The mutation-tree approach is a tree-based implementation of a gene where each node represents an allele. That is, the nodes represent variations for which at least one individual contains that version or a mutation derived from it. An individual is composed of a set of pointer alleles, where each one refers to a tree node indicating a relationship. When a mutation is triggered, a new leaf node is created, and the mutation counter is increased by one. This leaf node inherits all mutations from its parent node and so on recursively until the root node. New nodes are always leaf nodes.

Mutations are not actually applied until the end of the simulation since the nodes of the tree may be removed during the simulation process. When a leaf node is not referenced anymore, this node is removed and its mutations are discarded. When an internal node is not referenced by any individual and it has only one child, the node is removed and the tree is contracted, that is, both nodes (parent and child) are merged and their mutation counters are accumulated. When the simulation ends, the mutations are applied by traversing the tree.
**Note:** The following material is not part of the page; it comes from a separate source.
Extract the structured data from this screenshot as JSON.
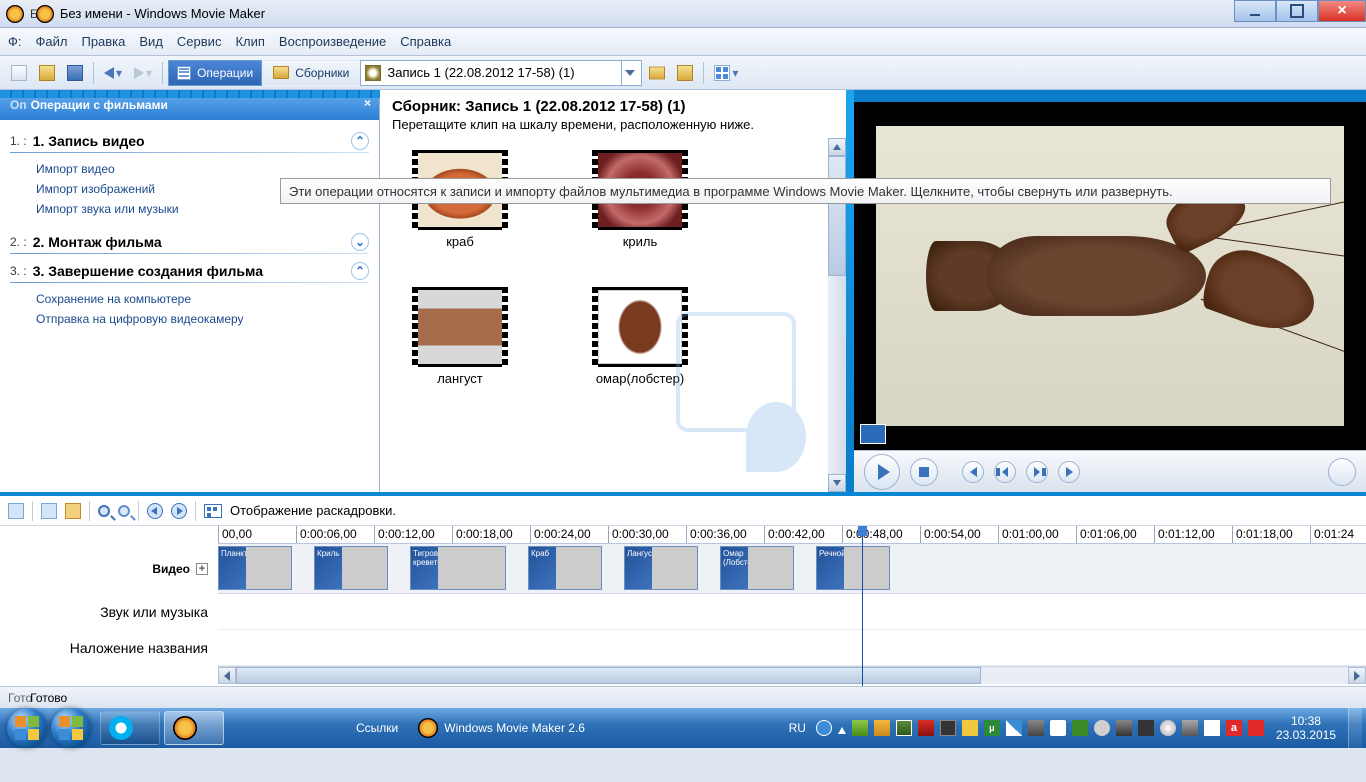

Figure 5 shows an example of the mutation tree data structure obtained with the mutation-tree library. The numbers next inside each node represent the number of references. The number in the links represents the number of mutations. That is the number of individuals that have the allele represented by the node. The data structure used to implement the mutation-tree is kept in main memory. The arrays of colored “insects” represent the individuals pointing to the leaf nodes of the tree.

FIG. 5.

Example of the mutation-tree data structure. The numbers inside each node indicate the number of individuals that have an allele represented by the node. The number in the links represents the number of mutations.

4.3. Mutation-vector

The main difference between mutation-vector library and previous library versions is the new mutations storage system. In the original model of libgdrift 1.0, each individual in the simulation stores all the information regarding their alleles for each marker, including all applied mutations. Although this feature simplifies the conceptual model of the simulator, it implies a great amount of replicated information in all individuals that share the same allele. Moreover, the alleles of many individuals are only valid for a certain period of time during the simulation, but they could be discarded before reaching the final generation, so there is also a certain amount of wasted computation.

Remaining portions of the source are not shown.